Who tends to benefit
- People with a serious mental illness diagnosis who want structured psychoeducation.
- People who have had repeated relapses and want to develop a written prevention plan.
- People who feel poorly informed about their own condition and want clear, accurate information.
- People who want to set personal goals beyond symptom control.
- People newly stepping down from inpatient care and looking for structured outpatient learning.

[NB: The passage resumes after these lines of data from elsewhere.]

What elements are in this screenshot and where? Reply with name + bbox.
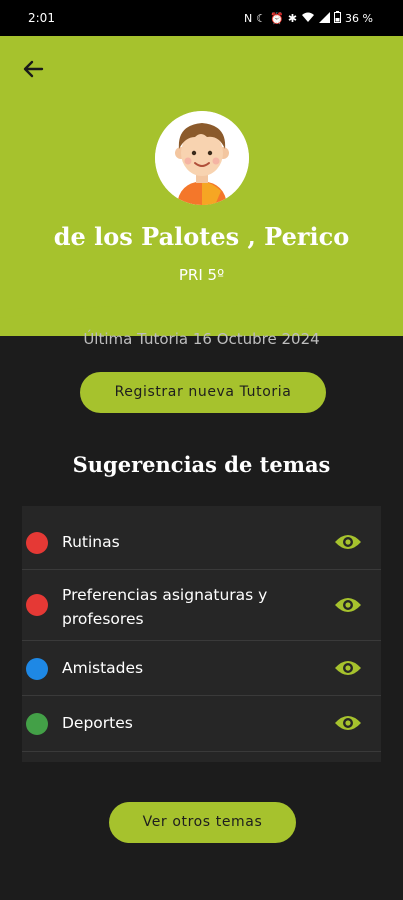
eye-icon[interactable] — [334, 532, 362, 552]
list-item[interactable]: Deportes — [22, 696, 381, 752]
nfc-icon: N — [244, 12, 253, 25]
list-item[interactable]: Rutinas — [22, 506, 381, 570]
status-bar: 2:01 N ☾ ⏰ ✱ 36 % — [0, 0, 403, 36]
more-topics-button[interactable]: Ver otros temas — [109, 802, 296, 843]
status-time: 2:01 — [28, 11, 55, 25]
back-button[interactable] — [18, 54, 48, 84]
status-dot — [26, 532, 48, 554]
topic-label: Amistades — [62, 659, 144, 677]
student-name: de los Palotes , Perico — [53, 222, 350, 251]
moon-icon: ☾ — [256, 12, 267, 25]
topic-label: Preferencias asignaturas y profesores — [62, 586, 268, 628]
status-dot — [26, 658, 48, 680]
list-item[interactable]: Preferencias asignaturas y profesores — [22, 570, 381, 641]
arrow-left-icon — [23, 60, 44, 78]
eye-icon[interactable] — [334, 595, 362, 615]
avatar — [155, 111, 249, 205]
list-item[interactable]: Amistades — [22, 641, 381, 696]
last-tutoria-text: Última Tutoria 16 Octubre 2024 — [83, 330, 320, 348]
status-dot — [26, 594, 48, 616]
signal-icon — [319, 11, 331, 26]
wifi-icon — [301, 12, 315, 26]
bluetooth-icon: ✱ — [287, 12, 298, 25]
battery-percent: 36 % — [345, 12, 373, 25]
suggestions-list: Rutinas Preferencias asignaturas y profe… — [22, 506, 381, 762]
eye-icon[interactable] — [334, 658, 362, 678]
status-icons: N ☾ ⏰ ✱ 36 % — [244, 11, 373, 26]
register-tutoria-button[interactable]: Registrar nueva Tutoria — [80, 372, 326, 413]
eye-icon[interactable] — [334, 713, 362, 733]
topic-label: Rutinas — [62, 533, 120, 551]
battery-icon — [334, 11, 342, 26]
topic-label: Deportes — [62, 714, 133, 732]
status-dot — [26, 713, 48, 735]
child-avatar-icon — [155, 111, 249, 205]
student-grade: PRI 5º — [178, 266, 225, 284]
alarm-icon: ⏰ — [270, 12, 284, 25]
suggestions-title: Sugerencias de temas — [72, 452, 331, 477]
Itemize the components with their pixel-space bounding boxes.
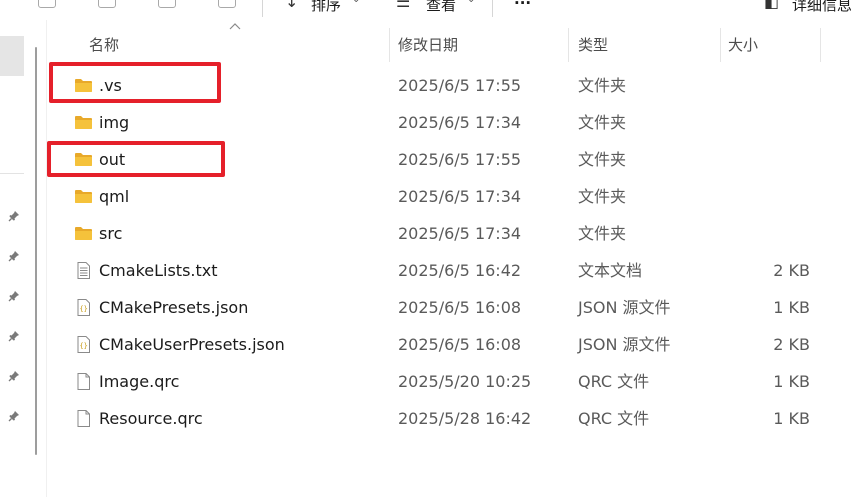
file-modified-date: 2025/6/5 16:08 <box>398 298 522 317</box>
file-size <box>737 67 810 104</box>
file-row[interactable]: {} CMakeUserPresets.json 2025/6/5 16:08 JSO… <box>47 326 851 363</box>
file-type: 文件夹 <box>578 187 627 206</box>
file-size <box>737 141 810 178</box>
file-modified-date: 2025/6/5 17:55 <box>398 150 522 169</box>
toolbar: ↓ 排序 ⌄ ☰ 查看 ⌄ ··· ◧ 详细信息 <box>0 0 851 20</box>
file-modified-date: 2025/6/5 17:34 <box>398 187 522 206</box>
toolbar-separator <box>492 0 493 17</box>
column-header-size[interactable]: 大小 <box>728 20 758 64</box>
sort-ascending-icon <box>229 23 241 30</box>
sort-icon[interactable]: ↓ <box>285 0 298 11</box>
nav-scrollbar[interactable] <box>35 47 37 455</box>
column-separator[interactable] <box>389 28 390 62</box>
file-name: src <box>99 224 123 243</box>
file-row[interactable]: Image.qrc 2025/5/20 10:25 QRC 文件 1 KB <box>47 363 851 400</box>
file-modified-date: 2025/6/5 16:42 <box>398 261 522 280</box>
file-name: Resource.qrc <box>99 409 203 428</box>
file-type: QRC 文件 <box>578 372 650 391</box>
svg-text:{}: {} <box>79 305 87 313</box>
details-pane-icon[interactable]: ◧ <box>764 0 779 11</box>
file-size: 2 KB <box>773 261 810 280</box>
text-file-icon <box>74 262 93 279</box>
blank-file-icon <box>74 410 93 427</box>
folder-icon <box>74 77 93 94</box>
column-header-type[interactable]: 类型 <box>578 20 608 64</box>
file-list: .vs 2025/6/5 17:55 文件夹 img 2025/6/5 17:34 文件夹… <box>47 67 851 437</box>
column-header-name[interactable]: 名称 <box>89 20 119 64</box>
copy-icon[interactable] <box>98 0 116 8</box>
file-row[interactable]: out 2025/6/5 17:55 文件夹 <box>47 141 851 178</box>
json-file-icon: {} <box>74 299 93 316</box>
file-modified-date: 2025/6/5 16:08 <box>398 335 522 354</box>
file-row[interactable]: src 2025/6/5 17:34 文件夹 <box>47 215 851 252</box>
delete-icon[interactable] <box>218 0 236 8</box>
file-name: out <box>99 150 126 169</box>
column-separator[interactable] <box>568 28 569 62</box>
file-modified-date: 2025/6/5 17:34 <box>398 224 522 243</box>
file-row[interactable]: {} CMakePresets.json 2025/6/5 16:08 JSON 源文… <box>47 289 851 326</box>
file-name: CMakeUserPresets.json <box>99 335 285 354</box>
new-item-icon[interactable] <box>38 0 56 8</box>
file-row[interactable]: qml 2025/6/5 17:34 文件夹 <box>47 178 851 215</box>
file-type: JSON 源文件 <box>578 298 671 317</box>
column-separator[interactable] <box>720 28 721 62</box>
file-row[interactable]: .vs 2025/6/5 17:55 文件夹 <box>47 67 851 104</box>
file-type: 文本文档 <box>578 261 643 280</box>
file-name: Image.qrc <box>99 372 180 391</box>
view-button[interactable]: 查看 <box>426 0 456 15</box>
file-size: 2 KB <box>773 335 810 354</box>
folder-icon <box>74 225 93 242</box>
share-icon[interactable] <box>158 0 176 8</box>
view-icon[interactable]: ☰ <box>396 0 410 11</box>
file-name: qml <box>99 187 130 206</box>
file-size: 1 KB <box>773 409 810 428</box>
navigation-pane <box>0 20 46 497</box>
folder-icon <box>74 151 93 168</box>
file-modified-date: 2025/5/20 10:25 <box>398 372 532 391</box>
file-type: 文件夹 <box>578 76 627 95</box>
file-type: 文件夹 <box>578 113 627 132</box>
column-separator[interactable] <box>820 28 821 62</box>
file-size <box>737 104 810 141</box>
sort-button[interactable]: 排序 <box>311 0 341 15</box>
column-header: 名称 修改日期 类型 大小 <box>47 20 851 64</box>
file-modified-date: 2025/5/28 16:42 <box>398 409 532 428</box>
folder-icon <box>74 114 93 131</box>
svg-text:{}: {} <box>79 342 87 350</box>
pin-icon[interactable] <box>8 410 20 422</box>
toolbar-separator <box>262 0 263 17</box>
nav-divider <box>0 173 24 174</box>
pin-icon[interactable] <box>8 370 20 382</box>
file-name: .vs <box>99 76 122 95</box>
file-name: img <box>99 113 130 132</box>
file-size: 1 KB <box>773 372 810 391</box>
file-type: 文件夹 <box>578 224 627 243</box>
file-size: 1 KB <box>773 298 810 317</box>
folder-icon <box>74 188 93 205</box>
nav-selected-item[interactable] <box>0 36 24 76</box>
pin-icon[interactable] <box>8 210 20 222</box>
file-type: 文件夹 <box>578 150 627 169</box>
file-size <box>737 215 810 252</box>
pin-icon[interactable] <box>8 250 20 262</box>
file-modified-date: 2025/6/5 17:34 <box>398 113 522 132</box>
json-file-icon: {} <box>74 336 93 353</box>
column-header-modified[interactable]: 修改日期 <box>398 20 458 64</box>
blank-file-icon <box>74 373 93 390</box>
file-modified-date: 2025/6/5 17:55 <box>398 76 522 95</box>
file-name: CmakeLists.txt <box>99 261 218 280</box>
more-options-button[interactable]: ··· <box>514 0 531 12</box>
details-button[interactable]: 详细信息 <box>792 0 851 15</box>
pin-icon[interactable] <box>8 290 20 302</box>
file-type: QRC 文件 <box>578 409 650 428</box>
file-size <box>737 178 810 215</box>
file-row[interactable]: img 2025/6/5 17:34 文件夹 <box>47 104 851 141</box>
file-type: JSON 源文件 <box>578 335 671 354</box>
file-name: CMakePresets.json <box>99 298 249 317</box>
pin-icon[interactable] <box>8 330 20 342</box>
file-row[interactable]: Resource.qrc 2025/5/28 16:42 QRC 文件 1 KB <box>47 400 851 437</box>
sort-chevron-down-icon[interactable]: ⌄ <box>352 0 360 5</box>
view-chevron-down-icon[interactable]: ⌄ <box>467 0 475 5</box>
file-row[interactable]: CmakeLists.txt 2025/6/5 16:42 文本文档 2 KB <box>47 252 851 289</box>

Where to find an IMR program
IMR is most often offered through:
- Community mental health centres
- Psychosocial rehabilitation programs
- Some Veterans Affairs medical centres
- Some clubhouses and assertive community treatment teams
The SAMHSA helpline (1-800-662-HELP) can help locate programs. Many states list IMR providers in their behavioural health directories.
Limitations
IMR works best when participants attend regularly over months, which is a real demand. Programs vary widely in fidelity to the manual; a clinician checking off worksheets is not delivering the same intervention as a skilled facilitator working through role-plays. Like all structured programs, IMR may feel slow to people who want immediate results, and may feel too clinical to people who prefer peer-led approaches. The curriculum was developed in North American contexts and may need cultural adaptation in other settings.
IMR is not a crisis intervention. If you are at risk of harming yourself or in active psychiatric crisis, contact emergency services or call 988 in the US.
Practical questions to ask a program
- Are facilitators trained in the official IMR curriculum?
- How long does the program run, and how often are sessions?
- Is there a peer specialist on the facilitation team?
- Is the cost covered by my insurance or Medicaid?
- Is the program offered in a language and at a literacy level that fits me?
The takeaway
IMR is one of the most thoroughly studied structured self-management programs for serious mental illness. It will not turn anyone's life around in a single session. It does, over months, give people the kind of detailed, practical knowledge of their own condition that should have been part of every diagnosis and rarely is. For someone earlier in their journey, that knowledge can change what the next ten years look like.
This article is for educational purposes only and is not medical advice, diagnosis, or treatment. Always consult a qualified mental health professional. If you or someone you know is in crisis, call or text 988 in the US, or your local emergency number.